43. It is important that any findings we make and any failings we identify are supported in the evidence available to us and we have to acknowledge where there is a lack of evidence to support a complaint. For this reason, although we do not dispute what Miss A has said, we have not seen any evidence which would allow us to uphold this point of complaint.

44. Overall we have seen no indications of a failing in respect of the pain relief provided to Miss B during her admission, and our clinical advice supports this view. We will therefore not be considering this point of complaint further. We again extend our sincere condolences to Miss A for the death of her sister, we hope our findings provide her with some reassurances over the care and treatment provided by the Trust.

Our Decision

1. Miss A complains about several aspects of the care and treatment provided to Miss B (her sister) during her admission between 16 and 17 December 2022. We understand how much of an impact the death of her sister had on Miss A and extend our sincere condolences for her loss.

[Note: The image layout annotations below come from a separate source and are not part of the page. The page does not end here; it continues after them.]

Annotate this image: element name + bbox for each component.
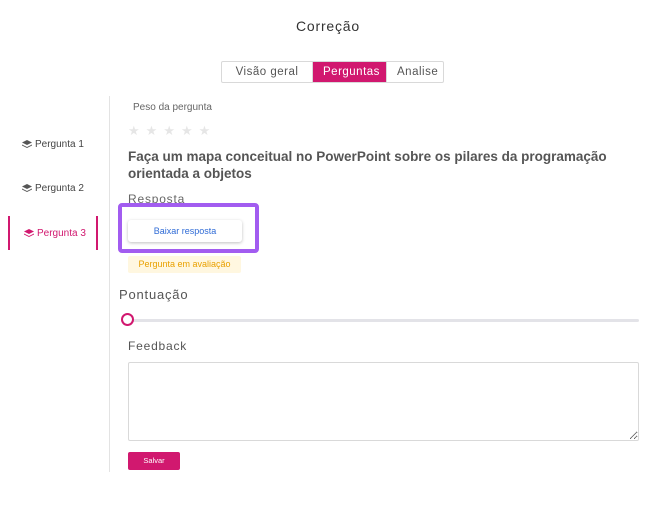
sidebar-item-label: Pergunta 1 <box>35 138 84 150</box>
slider-track[interactable] <box>127 319 639 322</box>
page-title: Correção <box>296 18 360 34</box>
tab-analise[interactable]: Analise <box>386 62 443 82</box>
tab-visao-geral[interactable]: Visão geral <box>222 62 313 82</box>
layers-icon <box>22 139 32 149</box>
feedback-label: Feedback <box>128 339 188 353</box>
slider-thumb[interactable] <box>121 313 134 326</box>
star-icon[interactable]: ★ <box>128 124 140 138</box>
sidebar-item-label: Pergunta 3 <box>37 227 86 239</box>
layers-icon <box>22 183 32 193</box>
question-text: Faça um mapa conceitual no PowerPoint so… <box>128 149 607 181</box>
download-answer-button[interactable]: Baixar resposta <box>128 220 242 242</box>
save-button[interactable]: Salvar <box>128 452 180 470</box>
star-icon[interactable]: ★ <box>199 124 211 138</box>
star-icon[interactable]: ★ <box>163 124 175 138</box>
content-divider <box>109 96 110 472</box>
sidebar-item-pergunta-1[interactable]: Pergunta 1 <box>8 127 98 161</box>
sidebar-item-pergunta-2[interactable]: Pergunta 2 <box>8 171 98 205</box>
weight-rating[interactable]: ★ ★ ★ ★ ★ <box>128 124 210 138</box>
score-slider[interactable] <box>121 313 639 327</box>
tab-perguntas[interactable]: Perguntas <box>313 62 386 82</box>
tab-bar: Visão geral Perguntas Analise <box>221 61 444 83</box>
layers-icon <box>24 228 34 238</box>
sidebar-item-pergunta-3[interactable]: Pergunta 3 <box>8 216 98 250</box>
star-icon[interactable]: ★ <box>181 124 193 138</box>
score-label: Pontuação <box>119 287 189 302</box>
sidebar-item-label: Pergunta 2 <box>35 182 84 194</box>
feedback-input[interactable] <box>128 362 639 441</box>
status-badge: Pergunta em avaliação <box>128 256 241 273</box>
star-icon[interactable]: ★ <box>146 124 158 138</box>
weight-label: Peso da pergunta <box>133 102 212 113</box>
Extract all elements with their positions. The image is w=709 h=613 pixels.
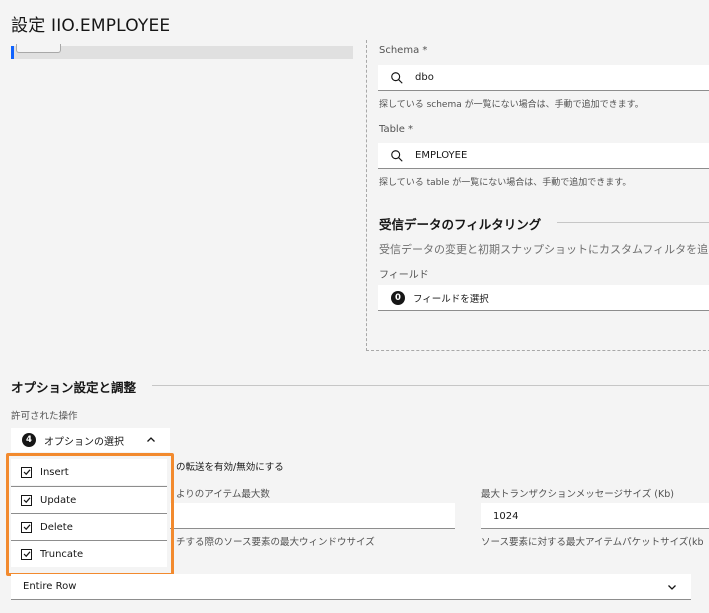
allowed-operations-label: 許可された操作 [11,411,78,422]
section-divider [557,222,709,223]
row-scope-select[interactable]: Entire Row [11,574,691,600]
checkmark-icon [23,524,30,531]
menu-item-truncate[interactable]: Truncate [11,541,167,567]
schema-search-input[interactable]: dbo [378,65,709,91]
page-title: 設定 IIO.EMPLOYEE [11,16,171,36]
checkmark-icon [23,469,30,476]
multiselect-label: オプションの選択 [44,436,124,448]
options-section-title: オプション設定と調整 [11,380,137,395]
table-helper-text: 探している table が一覧にない場合は、手動で追加できます。 [379,178,632,188]
filtering-section-title: 受信データのフィルタリング [379,217,542,232]
checkmark-icon [23,551,30,558]
menu-item-label: Truncate [40,548,84,560]
max-transaction-size-label: 最大トランザクションメッセージサイズ (Kb) [481,489,674,500]
menu-item-label: Insert [40,466,69,478]
menu-item-label: Delete [40,521,73,533]
section-divider [152,385,709,386]
row-scope-value: Entire Row [23,581,77,592]
list-item-tab[interactable] [16,44,61,53]
menu-item-update[interactable]: Update [11,487,167,513]
left-panel-scroll-remnant [11,44,353,59]
max-items-input[interactable] [170,503,455,529]
checkbox[interactable] [21,466,32,478]
max-transaction-size-input[interactable]: 1024 [481,503,709,529]
selected-count-badge: 0 [391,290,405,305]
allowed-operations-multiselect[interactable]: 4 オプションの選択 [11,428,170,452]
schema-value: dbo [415,72,434,83]
menu-item-insert[interactable]: Insert [11,459,167,485]
search-icon [391,149,403,162]
field-placeholder: フィールドを選択 [413,293,489,305]
operations-menu: Insert Update Delete Truncate [11,459,167,569]
schema-helper-text: 探している schema が一覧にない場合は、手動で追加できます。 [379,100,644,110]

2. We have carefully considered Miss A’s complaint about the Trust. We have seen no indication anything went seriously wrong in the care and treatment provided to Miss B.

3. We have seen the Trust appropriately assessed Miss B and provided appropriate treatment. We found the Trust carried out an enema to relieve Miss B’s symptoms in a timely manner and provided the correct treatment for constipation and the pain she was experiencing.